Rows should not be rejected, unless there is a specific business requirement and/or need to do so.  Rejecting rows causes data inaccuracies by omission and undermines the consumer’s confidence in the accuracy of the information being delivered.  This can be, especially, problematic for accounting and other activities, which must balance across information sets.

  • If value look ups are in use:
    • Unknown and null values need to have a treatment rule to prevent errors.
    • Two surrogate key or transformation default values may be necessary, if the ability to distinguish between an unknown/Invalid value and a null value is required.
    • Make sure the look up ‘Key Type’ are aligned (e.g. equality, caseless equality) to the formatting of both inputs to the look up
    • That the complete unique key is in use.

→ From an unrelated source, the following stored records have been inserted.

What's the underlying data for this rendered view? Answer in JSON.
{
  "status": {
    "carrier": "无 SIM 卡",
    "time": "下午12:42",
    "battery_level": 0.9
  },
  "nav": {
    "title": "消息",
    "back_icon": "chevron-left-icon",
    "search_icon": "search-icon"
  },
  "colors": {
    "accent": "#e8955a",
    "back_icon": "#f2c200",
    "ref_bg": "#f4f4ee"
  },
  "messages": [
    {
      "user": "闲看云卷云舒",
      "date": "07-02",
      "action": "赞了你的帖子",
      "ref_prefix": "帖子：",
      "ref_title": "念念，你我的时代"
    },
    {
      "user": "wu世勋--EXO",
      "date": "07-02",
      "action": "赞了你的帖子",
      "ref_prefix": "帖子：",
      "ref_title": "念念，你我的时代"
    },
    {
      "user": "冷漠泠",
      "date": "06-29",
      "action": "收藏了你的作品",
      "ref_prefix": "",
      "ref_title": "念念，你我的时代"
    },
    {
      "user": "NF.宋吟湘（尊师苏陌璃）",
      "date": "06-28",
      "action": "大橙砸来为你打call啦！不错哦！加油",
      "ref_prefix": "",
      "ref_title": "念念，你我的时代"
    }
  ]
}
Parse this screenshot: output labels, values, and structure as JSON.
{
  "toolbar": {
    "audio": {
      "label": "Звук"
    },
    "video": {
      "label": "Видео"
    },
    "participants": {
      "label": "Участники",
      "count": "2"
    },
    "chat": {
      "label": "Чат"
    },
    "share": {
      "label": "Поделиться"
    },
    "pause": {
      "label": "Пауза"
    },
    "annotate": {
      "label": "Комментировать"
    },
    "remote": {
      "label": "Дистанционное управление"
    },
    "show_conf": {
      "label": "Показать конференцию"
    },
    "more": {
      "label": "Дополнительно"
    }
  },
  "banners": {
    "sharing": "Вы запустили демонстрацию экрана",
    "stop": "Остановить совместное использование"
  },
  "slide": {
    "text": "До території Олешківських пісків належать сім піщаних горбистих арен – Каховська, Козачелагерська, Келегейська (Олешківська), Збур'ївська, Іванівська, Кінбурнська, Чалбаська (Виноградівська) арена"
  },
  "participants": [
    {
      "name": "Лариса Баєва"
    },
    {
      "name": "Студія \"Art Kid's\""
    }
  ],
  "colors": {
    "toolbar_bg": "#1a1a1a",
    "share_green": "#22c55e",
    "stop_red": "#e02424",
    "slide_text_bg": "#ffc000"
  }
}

Information Consistency Practices

Information consistency practices allow the information to be transformed and enriched to make the information more consistent for ‘like to like’ comparisons, usability, and/or readability. As an effective practice consider these Standard formatting recommendations, which can be good requirements questions and should be included in the STTM:

  • Making descriptive and/or text fields consistent in their format (e.g. mixed case, Proper case, upper case).
  • Have use consistent date formatting, when converting dates to text fields.
  • When dealing with currency, convert the currency to consistent ISO currency codes (e.g. USD, CAD, EUR) and decimal (e.g.  two decimal places).
  • Identification of financial records into categories (e.g. credit and debit) with a default group behavior included (e.g. N/A or Unknown).